When the COVID-19 pandemic required a rapid pivot towards online teaching, Chris, by then a master at herding cats and deeply familiar with Chemistry’s virtual learning environment, produced instructions and videos to help and support his colleagues in a transition he had already implemented for his own teaching. He was also instrumental in constructing the first year of the new curriculum, steering his colleagues through significant changes in regular meetings, with gentle persistence, hot beverages, and always leading by example. These achievements were recognised in multiple nominations for Bristol Teaching Awards, and he won the award for Innovative Teaching in the Faculty of Science in June 2022, as well as being one of the nominees for the best portfolio award for his SFHEA work in the same round.

With his kids pursuing their own interests as they became older, Chris found time for cycling and walking at the weekend, and he was known to show up at colleagues’ houses unexpectedly, unknowingly triggering them to scurryfunge, when all he wanted was a short pitstop with a cup of tea and a cheese sandwich, before continuing on his way for what was easily a 20 mile walk or a 50 mile cycle ride, posting pictures on social media as he went.

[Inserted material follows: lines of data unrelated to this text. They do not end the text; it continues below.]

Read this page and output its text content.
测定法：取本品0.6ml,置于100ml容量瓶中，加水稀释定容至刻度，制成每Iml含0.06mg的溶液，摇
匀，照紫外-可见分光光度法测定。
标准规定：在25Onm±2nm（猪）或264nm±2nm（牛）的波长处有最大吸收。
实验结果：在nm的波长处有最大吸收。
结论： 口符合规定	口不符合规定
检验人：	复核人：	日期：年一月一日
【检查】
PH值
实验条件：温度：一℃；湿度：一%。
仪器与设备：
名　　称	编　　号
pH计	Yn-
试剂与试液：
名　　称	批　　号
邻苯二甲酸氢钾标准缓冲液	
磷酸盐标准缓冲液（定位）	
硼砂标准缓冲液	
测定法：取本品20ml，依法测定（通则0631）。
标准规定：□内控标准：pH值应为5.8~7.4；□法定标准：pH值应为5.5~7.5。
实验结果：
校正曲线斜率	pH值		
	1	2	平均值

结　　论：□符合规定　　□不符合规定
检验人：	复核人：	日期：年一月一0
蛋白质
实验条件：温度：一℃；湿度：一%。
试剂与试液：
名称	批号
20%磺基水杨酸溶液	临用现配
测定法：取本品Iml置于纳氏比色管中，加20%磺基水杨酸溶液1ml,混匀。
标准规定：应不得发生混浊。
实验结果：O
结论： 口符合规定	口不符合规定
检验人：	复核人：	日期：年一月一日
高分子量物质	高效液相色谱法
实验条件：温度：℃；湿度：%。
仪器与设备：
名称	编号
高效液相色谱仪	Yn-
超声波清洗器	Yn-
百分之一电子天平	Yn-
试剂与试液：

At the start of the 2021/22 academic year, Chris ran catch-up labs for the new second year cohort alongside his usual stint in the first-year labs. He ascribed his growing fatigue to getting too old for the labs but was unfortunately diagnosed with the disease that led to his retirement on medical grounds and subsequent death. 

Chris supervised many undergraduate projects across a wide range of topics in coordination chemistry and chemical education. He also supervised and co-supervised several PhD students. He was closely involved with the teaching labs from 2011 to 2022 and we estimate he supported in excess of 2000 students during his time there. He was a great teacher and steadfast colleague, and we miss him.

Chris is survived by his wife and two children, as well as his father and brother. And then there is his unmet challenge of how we are going to incorporate interpretative dance into the assessment of final year projects… which we will revisit in due course.